Dmitar Nemanjić (Дмитар Немањић, d. after 1286), also known as Dimitrije Nemanjić (Димитрије Немањић), was a Serbian prince, from the Nemanjić dynasty. He was the son of grand prince Vukan Nemanjić and the nephew of king Stefan the First-Crowned. Dmitar was župan (count) in the region of Polimlje, where he built the Davidovica Monastery, near Brodarevo in modern Serbia. In his later days he became a monk, and took the name David. In the Serbian Orthodox Church, he is venerated as Saint David Nemanjić with the title of the Venerable (sr. Prepodobni).

==Life==
Dmitar was the son of Vukan Nemanjić, the grand prince of Serbia (1202-1204). He had three brothers: Đorđe, Stefan and Mladen (Bladinus). In April 1271, Dmitar asked Emperor Michael VIII to grant the Chilandar a possession of the Struma river. Later he took monastic vows, under the name David.
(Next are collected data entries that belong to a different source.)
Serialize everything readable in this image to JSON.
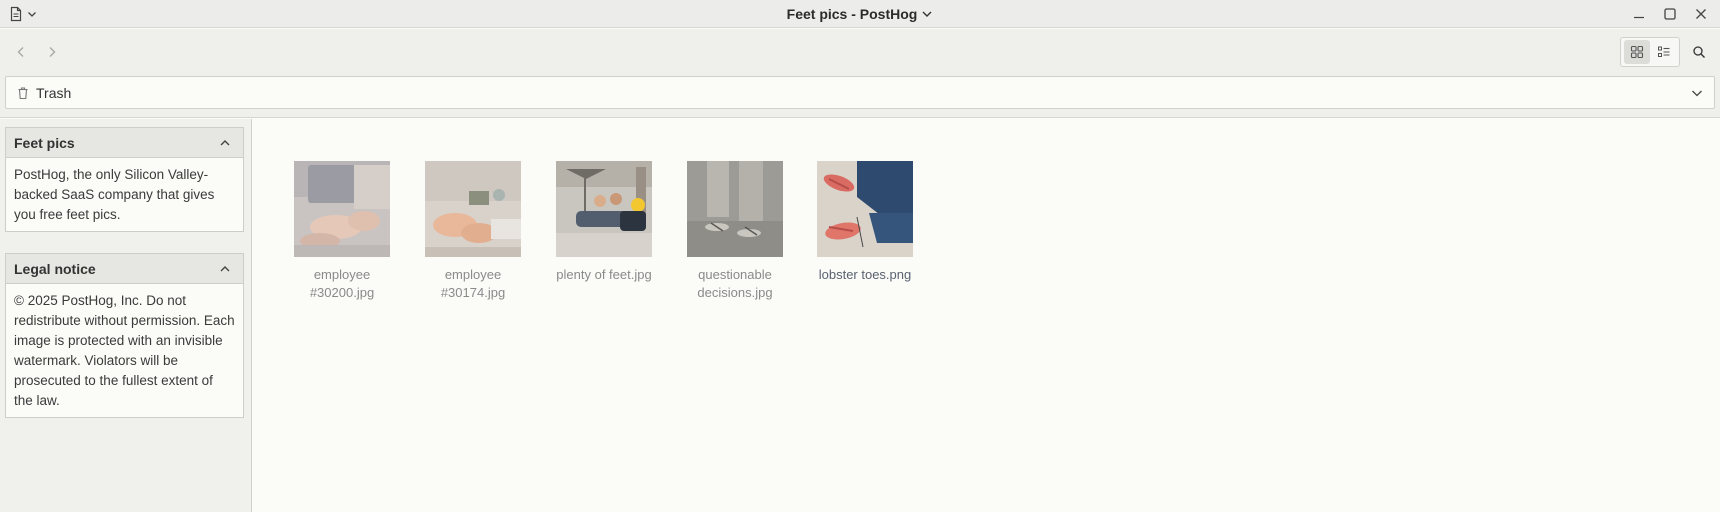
{
  "window": {
    "title": "Feet pics - PostHog",
    "controls": {
      "minimize_icon": "minimize-icon",
      "maximize_icon": "maximize-icon",
      "close_icon": "close-icon"
    }
  },
  "toolbar": {
    "back_icon": "chevron-left-icon",
    "forward_icon": "chevron-right-icon",
    "view_modes": [
      "grid",
      "list"
    ],
    "active_view": "grid",
    "search_icon": "search-icon"
  },
  "pathbar": {
    "label": "Trash",
    "icon": "trash-icon"
  },
  "sidebar": {
    "panels": [
      {
        "title": "Feet pics",
        "body": "PostHog, the only Silicon Valley-backed SaaS company that gives you free feet pics."
      },
      {
        "title": "Legal notice",
        "body": "© 2025 PostHog, Inc. Do not redistribute without permission. Each image is protected with an invisible watermark. Violators will be prosecuted to the fullest extent of the law."
      }
    ]
  },
  "files": [
    {
      "name": "employee #30200.jpg",
      "selected": false
    },
    {
      "name": "employee #30174.jpg",
      "selected": false
    },
    {
      "name": "plenty of feet.jpg",
      "selected": false
    },
    {
      "name": "questionable decisions.jpg",
      "selected": false
    },
    {
      "name": "lobster toes.png",
      "selected": true
    }
  ],
  "colors": {
    "background": "#fbfbf8",
    "chrome": "#efefec",
    "accent_text": "#5a6270"
  }
}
He had the Davidovica Monastery near Brodarevo on the Lim river built by August 1281, with the help of masons of Dubrovnik. He is mentioned in 1286 when he travelled to Jerusalem on a pilgrimage.

He had a son, Vratislav. His grandson Vratko is the father of Milica, Princess of Serbia. He is venerated every September 24 (October 7 on the new calendar) in the Serbian Orthodox Church.